Whether rookies come from major universities of played in smaller conferences, the largest adjustment first-year players have to make is the mental requirements of the game.

“The biggest jump initially is the mental side of it, the ability to process information and take that information out to the practice field,” O’Brien said. “This weekend is a weekend where we give them a lot of information, so they have to figure out how to take notes on certain things and listen to other things.”

The Texans top pick (68thoverall), safety Justin Reid, outlined his rookie mini-camp experience and what he hoped to accomplish.

“This weekend is just getting with the guys, getting with my coach [Anthony Midget], learning as much as I can, soaking up as much information as I can and really getting the playbook and getting involved with the team,” Reid said.

“I want to impress them with the energy that I bring. I want to impress them with my due diligence with how hard I’ve been reviewing the playbook, how much I know, how I can learn quickly and how I can provide an impact early on.”

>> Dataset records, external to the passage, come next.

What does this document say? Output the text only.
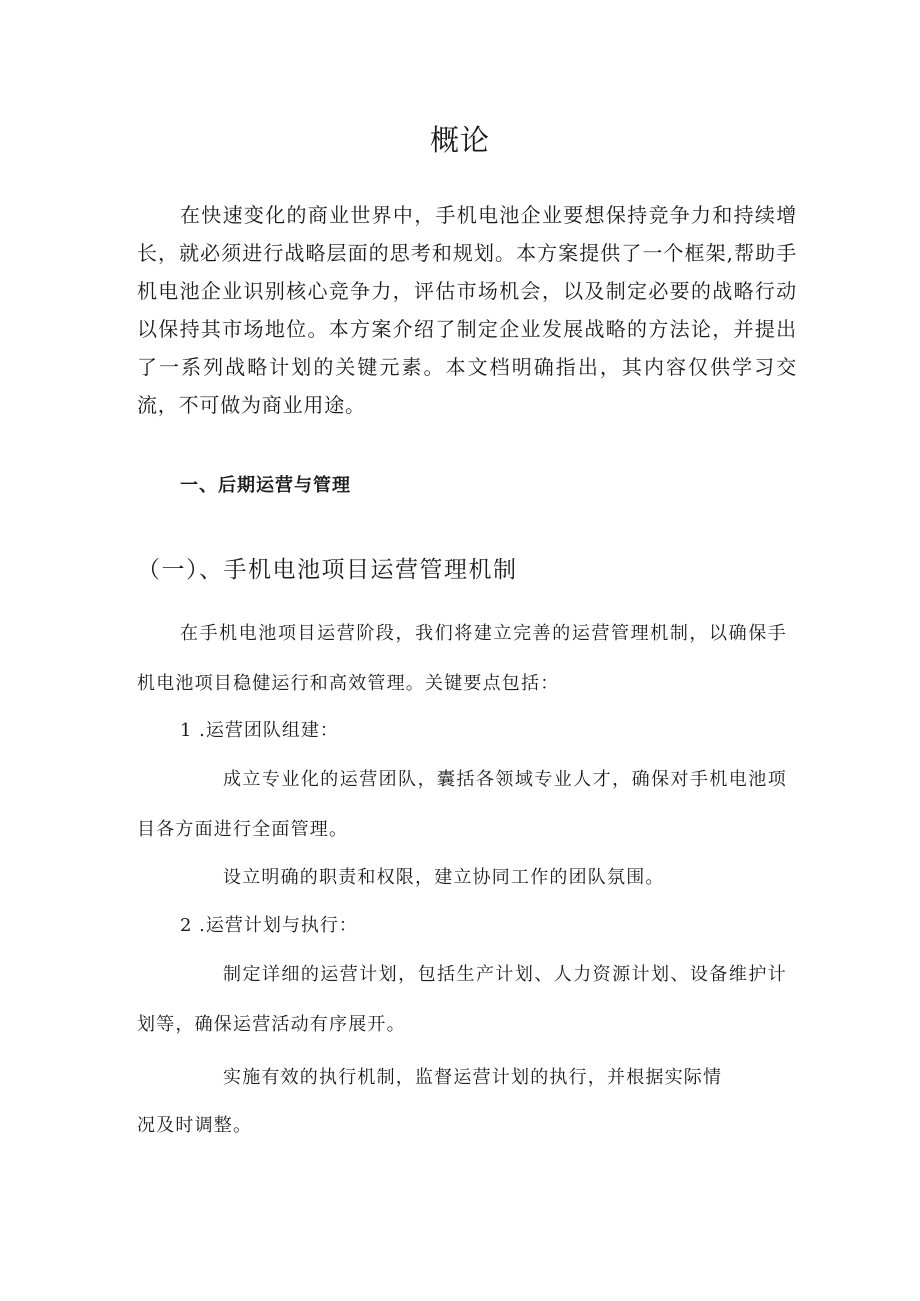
概论

在快速变化的商业世界中，手机电池企业要想保持竞争力和持续增长，就必须进行战略层面的思考和规划。本方案提供了一个框架,帮助手机电池企业识别核心竞争力，评估市场机会，以及制定必要的战略行动以保持其市场地位。本方案介绍了制定企业发展战略的方法论，并提出了一系列战略计划的关键元素。本文档明确指出，其内容仅供学习交流，不可做为商业用途。

一、后期运营与管理
（一）、手机电池项目运营管理机制

在手机电池项目运营阶段，我们将建立完善的运营管理机制，以确保手机电池项目稳健运行和高效管理。关键要点包括：

1 .运营团队组建：

成立专业化的运营团队，囊括各领域专业人才，确保对手机电池项目各方面进行全面管理。

设立明确的职责和权限，建立协同工作的团队氛围。

2 .运营计划与执行：

制定详细的运营计划，包括生产计划、人力资源计划、设备维护计划等，确保运营活动有序展开。

实施有效的执行机制，监督运营计划的执行，并根据实际情

况及时调整。
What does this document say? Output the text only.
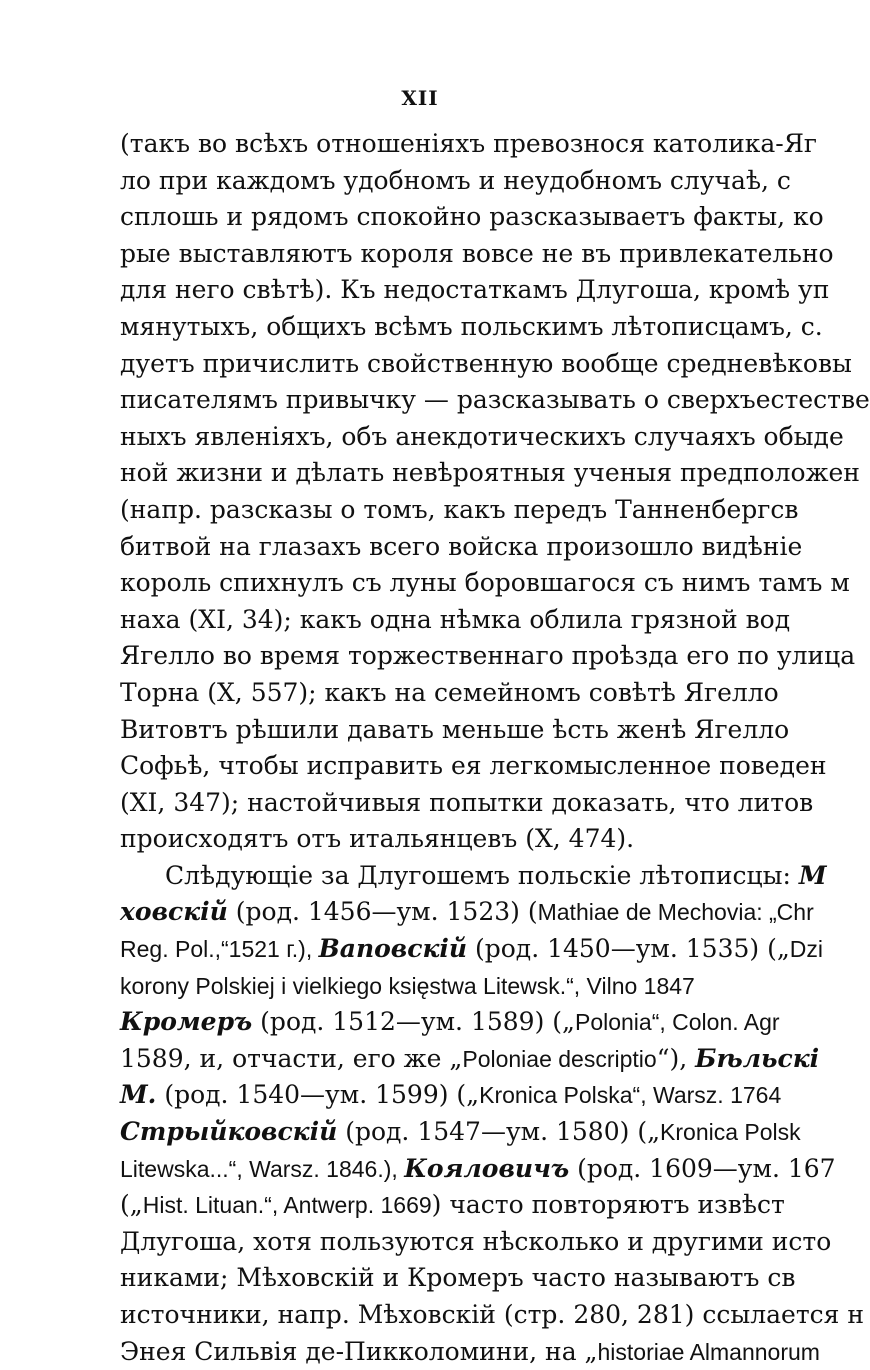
XII
(такъ во всѣхъ отношеніяхъ превознося католика-Яг
ло при каждомъ удобномъ и неудобномъ случаѣ, с
сплошь и рядомъ спокойно разсказываетъ факты, ко
рые выставляютъ короля вовсе не въ привлекательно
для него свѣтѣ). Къ недостаткамъ Длугоша, кромѣ уп
мянутыхъ, общихъ всѣмъ польскимъ лѣтописцамъ, с.
дуетъ причислить свойственную вообще средневѣковы
писателямъ привычку — разсказывать о сверхъестестве
ныхъ явленіяхъ, объ анекдотическихъ случаяхъ обыде
ной жизни и дѣлать невѣроятныя ученыя предположен
(напр. разсказы о томъ, какъ передъ Танненбергсв
битвой на глазахъ всего войска произошло видѣніе
король спихнулъ съ луны боровшагося съ нимъ тамъ м
наха (XI, 34); какъ одна нѣмка облила грязной вод
Ягелло во время торжественнаго проѣзда его по улица
Торна (X, 557); какъ на семейномъ совѣтѣ Ягелло
Витовтъ рѣшили давать меньше ѣсть женѣ Ягелло
Софьѣ, чтобы исправить ея легкомысленное поведен
(XI, 347); настойчивыя попытки доказать, что литов
происходятъ отъ итальянцевъ (X, 474).
Слѣдующіе за Длугошемъ польскіе лѣтописцы: М
ховскій (род. 1456—ум. 1523) (Mathiae de Mechovia: „Chr
Reg. Pol.,“1521 г.), Ваповскій (род. 1450—ум. 1535) („Dzi
korony Polskiej i vielkiego księstwa Litewsk.“, Vilno 1847
Кромеръ (род. 1512—ум. 1589) („Polonia“, Colon. Agr
1589, и, отчасти, его же „Poloniae descriptio“), Бѣльскі
М. (род. 1540—ум. 1599) („Kronica Polska“, Warsz. 1764
Стрыйковскій (род. 1547—ум. 1580) („Kronica Polsk
Litewska...“, Warsz. 1846.), Кояловичъ (род. 1609—ум. 167
(„Hist. Lituan.“, Antwerp. 1669) часто повторяютъ извѣст
Длугоша, хотя пользуются нѣсколько и другими исто
никами; Мѣховскій и Кромеръ часто называютъ св
источники, напр. Мѣховскій (стр. 280, 281) ссылается н
Энея Сильвія де-Пикколомини, на „historiae Almannorum
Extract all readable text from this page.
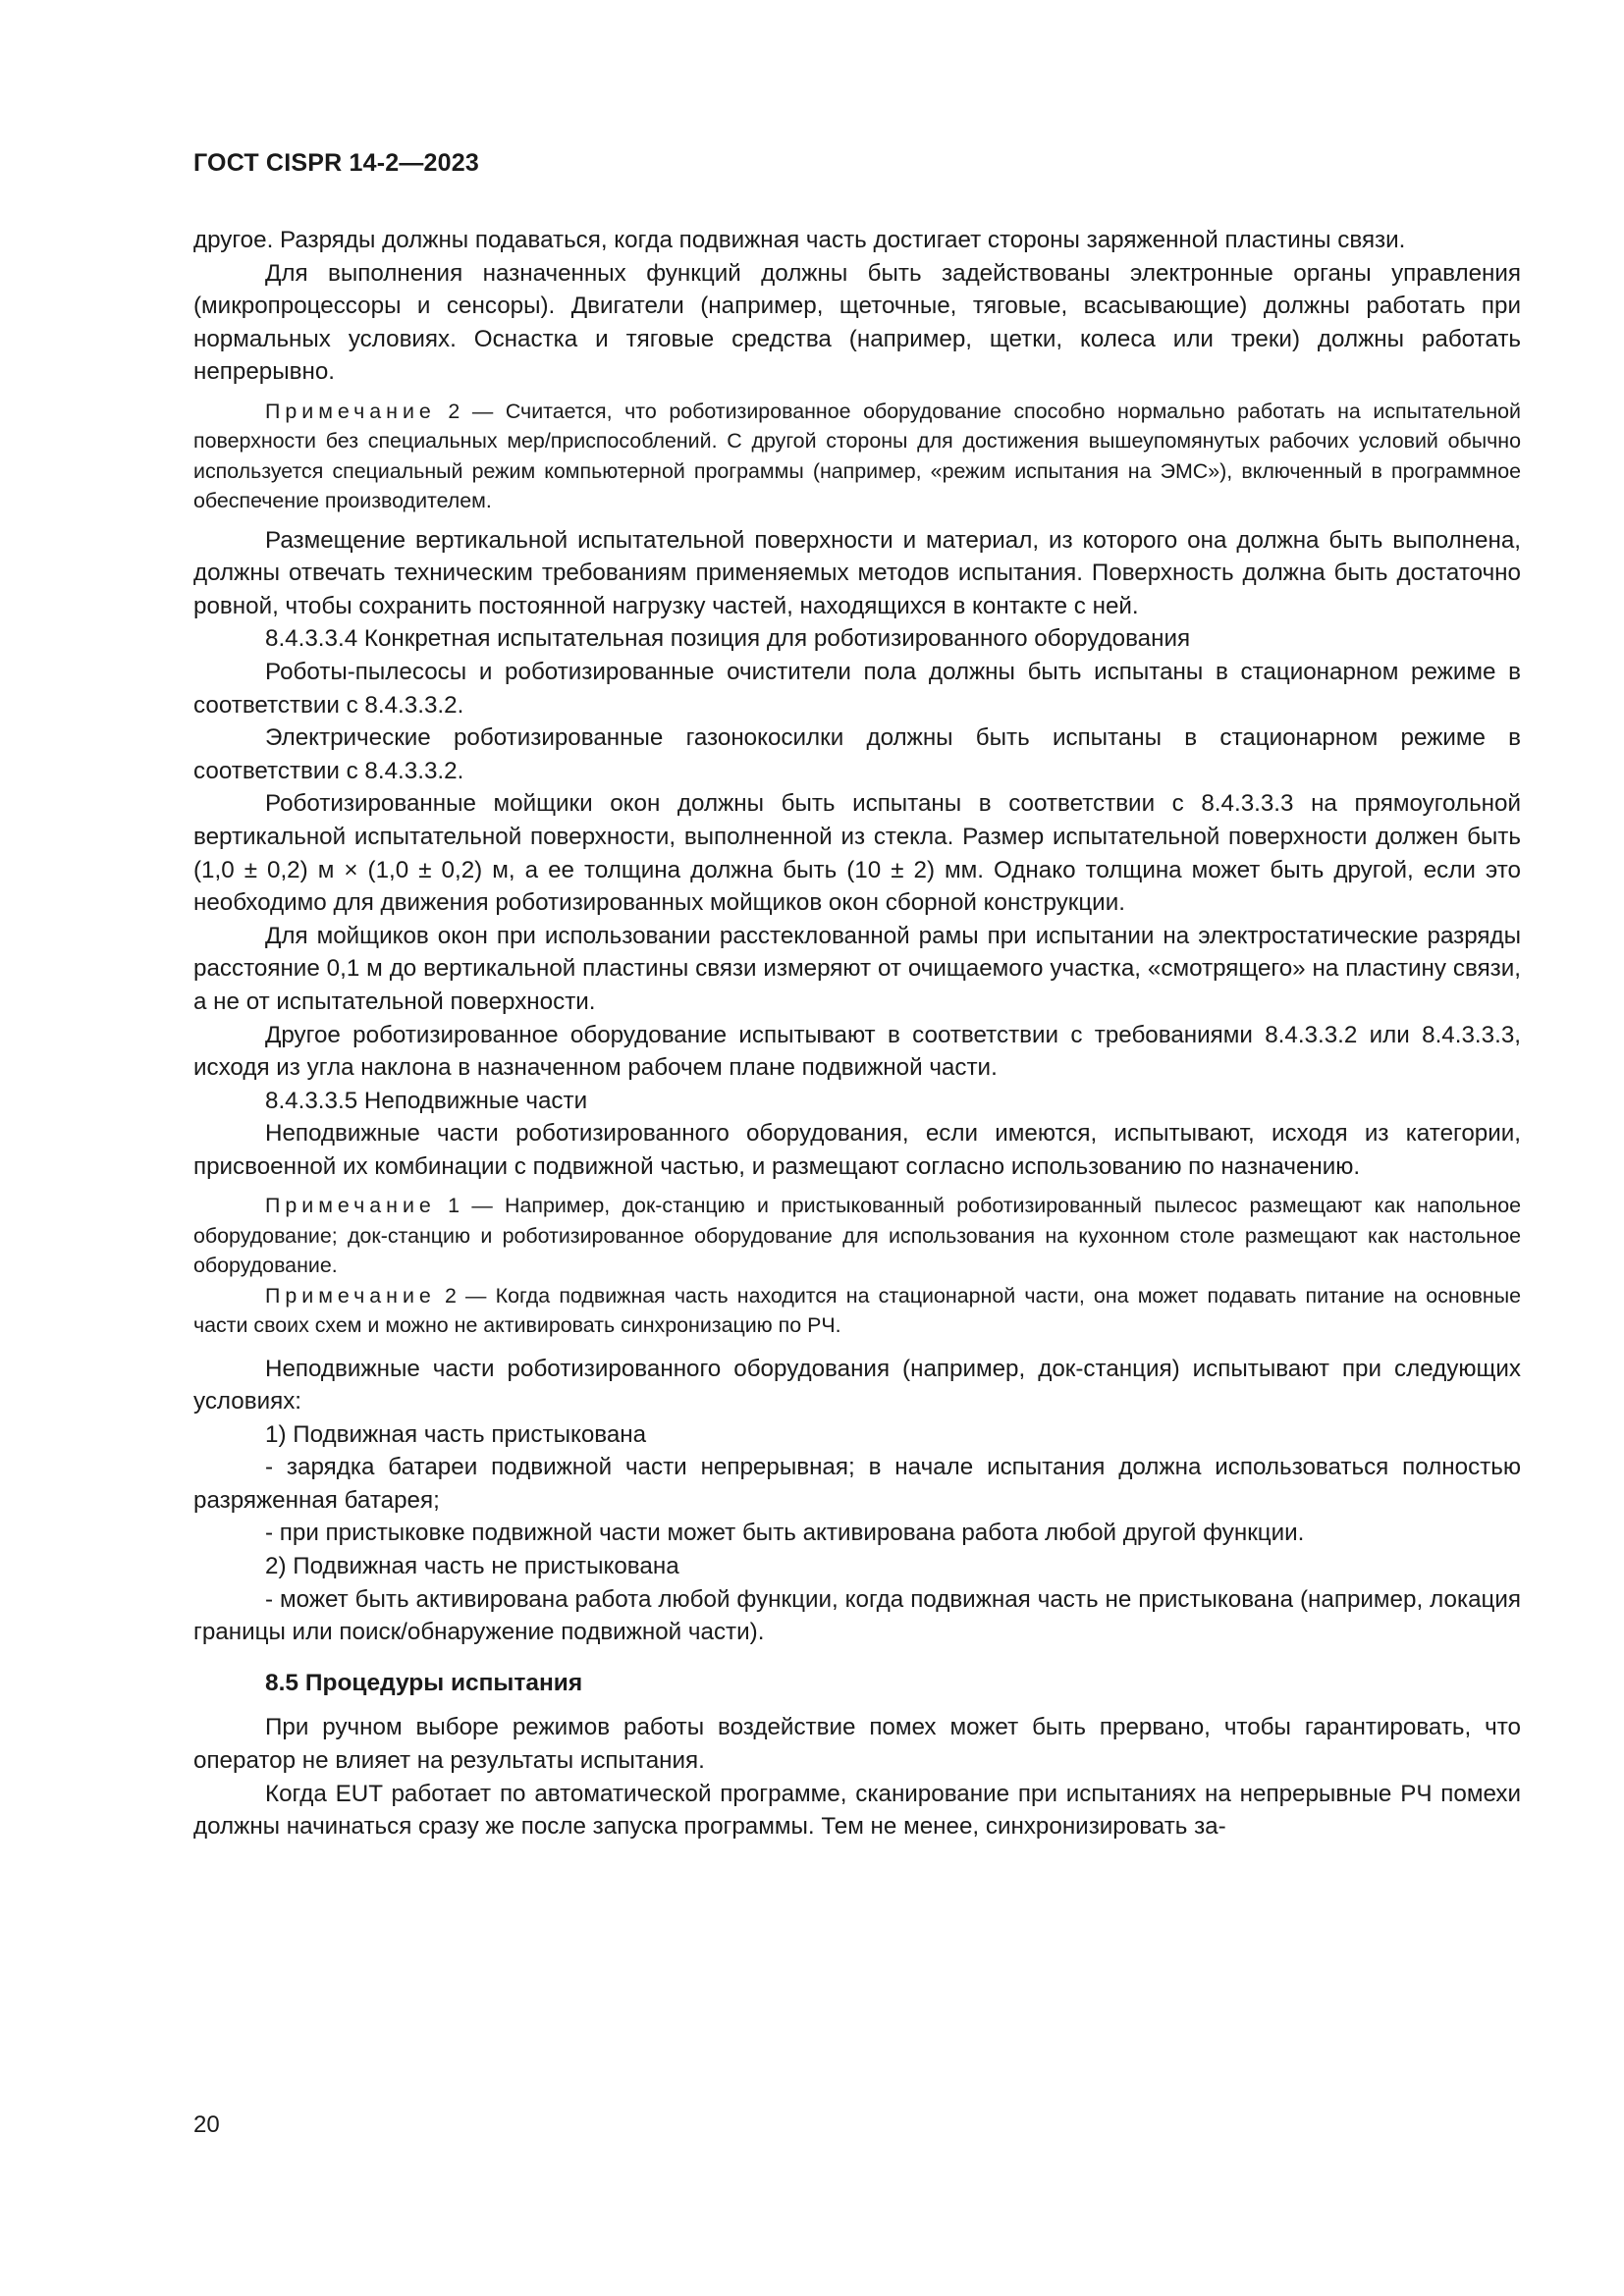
ГОСТ CISPR 14-2—2023

другое. Разряды должны подаваться, когда подвижная часть достигает стороны заряженной пластины связи.

Для выполнения назначенных функций должны быть задействованы электронные органы управления (микропроцессоры и сенсоры). Двигатели (например, щеточные, тяговые, всасывающие) должны работать при нормальных условиях. Оснастка и тяговые средства (например, щетки, колеса или треки) должны работать непрерывно.

Примечание 2 — Считается, что роботизированное оборудование способно нормально работать на испытательной поверхности без специальных мер/приспособлений. С другой стороны для достижения вышеупомянутых рабочих условий обычно используется специальный режим компьютерной программы (например, «режим испытания на ЭМС»), включенный в программное обеспечение производителем.

Размещение вертикальной испытательной поверхности и материал, из которого она должна быть выполнена, должны отвечать техническим требованиям применяемых методов испытания. Поверхность должна быть достаточно ровной, чтобы сохранить постоянной нагрузку частей, находящихся в контакте с ней.

8.4.3.3.4 Конкретная испытательная позиция для роботизированного оборудования

Роботы-пылесосы и роботизированные очистители пола должны быть испытаны в стационарном режиме в соответствии с 8.4.3.3.2.

Электрические роботизированные газонокосилки должны быть испытаны в стационарном режиме в соответствии с 8.4.3.3.2.

Роботизированные мойщики окон должны быть испытаны в соответствии с 8.4.3.3.3 на прямоугольной вертикальной испытательной поверхности, выполненной из стекла. Размер испытательной поверхности должен быть (1,0 ± 0,2) м × (1,0 ± 0,2) м, а ее толщина должна быть (10 ± 2) мм. Однако толщина может быть другой, если это необходимо для движения роботизированных мойщиков окон сборной конструкции.

Для мойщиков окон при использовании расстеклованной рамы при испытании на электростатические разряды расстояние 0,1 м до вертикальной пластины связи измеряют от очищаемого участка, «смотрящего» на пластину связи, а не от испытательной поверхности.

Другое роботизированное оборудование испытывают в соответствии с требованиями 8.4.3.3.2 или 8.4.3.3.3, исходя из угла наклона в назначенном рабочем плане подвижной части.

8.4.3.3.5 Неподвижные части

Неподвижные части роботизированного оборудования, если имеются, испытывают, исходя из категории, присвоенной их комбинации с подвижной частью, и размещают согласно использованию по назначению.

Примечание 1 — Например, док-станцию и пристыкованный роботизированный пылесос размещают как напольное оборудование; док-станцию и роботизированное оборудование для использования на кухонном столе размещают как настольное оборудование.

Примечание 2 — Когда подвижная часть находится на стационарной части, она может подавать питание на основные части своих схем и можно не активировать синхронизацию по РЧ.

Неподвижные части роботизированного оборудования (например, док-станция) испытывают при следующих условиях:

1) Подвижная часть пристыкована

- зарядка батареи подвижной части непрерывная; в начале испытания должна использоваться полностью разряженная батарея;

- при пристыковке подвижной части может быть активирована работа любой другой функции.

2) Подвижная часть не пристыкована

- может быть активирована работа любой функции, когда подвижная часть не пристыкована (например, локация границы или поиск/обнаружение подвижной части).

8.5 Процедуры испытания

При ручном выборе режимов работы воздействие помех может быть прервано, чтобы гарантировать, что оператор не влияет на результаты испытания.

Когда EUT работает по автоматической программе, сканирование при испытаниях на непрерывные РЧ помехи должны начинаться сразу же после запуска программы. Тем не менее, синхронизировать за-

20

For fourth-round selection (103rdoverall) Texas Tech receiver Keke Coutee, who operated in a spread offense at Lubbock, the Texans offensive playbook is a brand new world.

“The system is completely different, the roster completely different,” Coutee said. “This is like a new world to me. I’m taking it all in and just trying to process it all. It’s different at every level, so it’s a little difficult right now. I’m still learning.”

Time will tell how many players from the group actually make the 53-man roster or the practice squad. Nevertheless they’ll always have their mini-camp experience. Welcome to the National Football League.